Peak Colocalized Orthogonal Matching Pursuit for Seismic Trace Decomposition

Orthogonal matching pursuit (OMP) is an efficient method for decomposing a seismic trace with regard to an atom dictionary. The original OMP optimizes one unique single objective in terms of successively maximizing the inner product between an atom and its corresponding residual at different approximating levels. Though the inner product effectively measures signal similarity at a global time scale, it tends to neglect localizing an atom whose peak position plays a key role in seismic reconstruction.
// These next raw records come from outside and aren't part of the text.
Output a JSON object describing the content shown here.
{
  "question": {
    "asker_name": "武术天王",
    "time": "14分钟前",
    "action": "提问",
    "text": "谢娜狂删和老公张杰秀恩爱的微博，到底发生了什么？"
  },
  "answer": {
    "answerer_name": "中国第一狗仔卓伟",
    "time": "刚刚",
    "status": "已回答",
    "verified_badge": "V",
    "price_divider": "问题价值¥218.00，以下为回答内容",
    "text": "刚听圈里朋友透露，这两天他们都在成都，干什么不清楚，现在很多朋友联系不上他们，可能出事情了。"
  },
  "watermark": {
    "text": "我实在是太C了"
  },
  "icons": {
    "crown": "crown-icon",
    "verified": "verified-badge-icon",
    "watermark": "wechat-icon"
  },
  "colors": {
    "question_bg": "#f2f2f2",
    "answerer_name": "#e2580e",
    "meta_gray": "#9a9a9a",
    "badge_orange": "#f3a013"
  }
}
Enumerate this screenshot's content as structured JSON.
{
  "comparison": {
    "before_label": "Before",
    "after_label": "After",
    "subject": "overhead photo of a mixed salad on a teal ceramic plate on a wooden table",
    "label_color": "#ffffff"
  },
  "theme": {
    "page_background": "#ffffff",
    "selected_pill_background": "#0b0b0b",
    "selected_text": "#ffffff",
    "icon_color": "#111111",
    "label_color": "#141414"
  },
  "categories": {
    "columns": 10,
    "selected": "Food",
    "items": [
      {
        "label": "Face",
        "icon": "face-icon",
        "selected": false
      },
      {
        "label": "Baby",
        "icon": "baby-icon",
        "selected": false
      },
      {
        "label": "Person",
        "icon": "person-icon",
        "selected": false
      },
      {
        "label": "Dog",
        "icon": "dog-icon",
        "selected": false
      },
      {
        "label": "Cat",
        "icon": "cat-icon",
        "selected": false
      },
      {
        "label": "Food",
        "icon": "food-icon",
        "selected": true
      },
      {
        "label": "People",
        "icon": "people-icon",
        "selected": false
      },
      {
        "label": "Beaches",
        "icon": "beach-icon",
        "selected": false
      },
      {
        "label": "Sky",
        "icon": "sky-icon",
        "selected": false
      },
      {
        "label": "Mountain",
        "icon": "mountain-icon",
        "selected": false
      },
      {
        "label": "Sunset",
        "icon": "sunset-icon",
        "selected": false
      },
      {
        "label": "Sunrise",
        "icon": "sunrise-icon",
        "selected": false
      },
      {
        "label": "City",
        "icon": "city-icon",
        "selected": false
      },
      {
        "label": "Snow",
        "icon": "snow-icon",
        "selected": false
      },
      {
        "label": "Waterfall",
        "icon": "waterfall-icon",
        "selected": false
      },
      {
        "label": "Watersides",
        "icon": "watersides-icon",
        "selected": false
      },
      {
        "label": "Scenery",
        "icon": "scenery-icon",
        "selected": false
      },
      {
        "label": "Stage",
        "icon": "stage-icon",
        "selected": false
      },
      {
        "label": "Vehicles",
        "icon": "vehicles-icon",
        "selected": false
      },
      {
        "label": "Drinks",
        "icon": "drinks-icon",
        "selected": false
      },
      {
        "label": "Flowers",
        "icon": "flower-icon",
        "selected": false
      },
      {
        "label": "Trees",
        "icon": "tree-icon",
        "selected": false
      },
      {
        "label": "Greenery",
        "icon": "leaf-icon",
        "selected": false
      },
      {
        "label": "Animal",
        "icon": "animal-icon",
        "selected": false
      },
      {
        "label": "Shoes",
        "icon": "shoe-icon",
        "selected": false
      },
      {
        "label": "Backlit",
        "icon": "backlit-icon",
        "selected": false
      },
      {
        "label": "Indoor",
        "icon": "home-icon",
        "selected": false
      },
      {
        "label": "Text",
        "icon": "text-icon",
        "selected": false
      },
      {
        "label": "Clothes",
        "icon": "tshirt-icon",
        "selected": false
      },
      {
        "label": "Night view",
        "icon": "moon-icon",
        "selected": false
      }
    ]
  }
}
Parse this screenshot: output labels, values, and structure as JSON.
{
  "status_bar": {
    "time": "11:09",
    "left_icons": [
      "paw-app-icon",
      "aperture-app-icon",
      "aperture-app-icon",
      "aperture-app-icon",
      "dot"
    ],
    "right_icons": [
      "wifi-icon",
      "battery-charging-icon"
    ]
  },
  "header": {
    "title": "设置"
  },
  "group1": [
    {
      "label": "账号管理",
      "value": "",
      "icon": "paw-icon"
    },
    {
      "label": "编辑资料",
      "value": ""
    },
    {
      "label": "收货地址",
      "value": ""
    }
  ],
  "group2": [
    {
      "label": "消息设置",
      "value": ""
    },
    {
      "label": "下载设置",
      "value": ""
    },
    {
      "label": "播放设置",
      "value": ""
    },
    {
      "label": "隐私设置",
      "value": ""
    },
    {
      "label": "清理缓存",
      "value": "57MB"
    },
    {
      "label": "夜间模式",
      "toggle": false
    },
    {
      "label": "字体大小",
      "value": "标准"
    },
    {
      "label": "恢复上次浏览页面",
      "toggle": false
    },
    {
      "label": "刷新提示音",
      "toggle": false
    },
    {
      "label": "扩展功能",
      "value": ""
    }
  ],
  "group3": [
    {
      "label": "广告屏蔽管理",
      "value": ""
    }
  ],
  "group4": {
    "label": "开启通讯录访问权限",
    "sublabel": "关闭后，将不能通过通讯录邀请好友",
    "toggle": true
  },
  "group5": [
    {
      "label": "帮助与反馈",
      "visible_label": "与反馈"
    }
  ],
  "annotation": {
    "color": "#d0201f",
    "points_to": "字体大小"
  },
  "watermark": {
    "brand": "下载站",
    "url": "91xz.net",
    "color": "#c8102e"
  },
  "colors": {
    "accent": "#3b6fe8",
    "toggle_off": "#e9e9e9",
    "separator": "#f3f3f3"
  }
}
To address this limitation, we propose a peak colocalized orthogonal matching pursuit (PCOMP) strategy that optimizes two objectives, i.e., signal correlation and peak colocalization, both of which are defined based on signal residuals and atoms. Compared with the original OMP, the PCOMP extends a much larger search space in favor of more accurate seismic reconstruction. In this scenario, the genetic algorithm (GA) used for solving the original OMP is not suitable for the PCOMP. Therefore, we propose to solve the two objective optimization problem by exploiting an improved nondominated sorting genetic algorithm (NSGA-II) algorithm, which not only increases the diversity of searching for optimization and but also reduces the reconstruction error over the GA. Furthermore, the constrained atom positions obtained from the peak colocalization objective enable efficient convergence. Experiments for seismic data validate the advantages of the proposed PCOMP.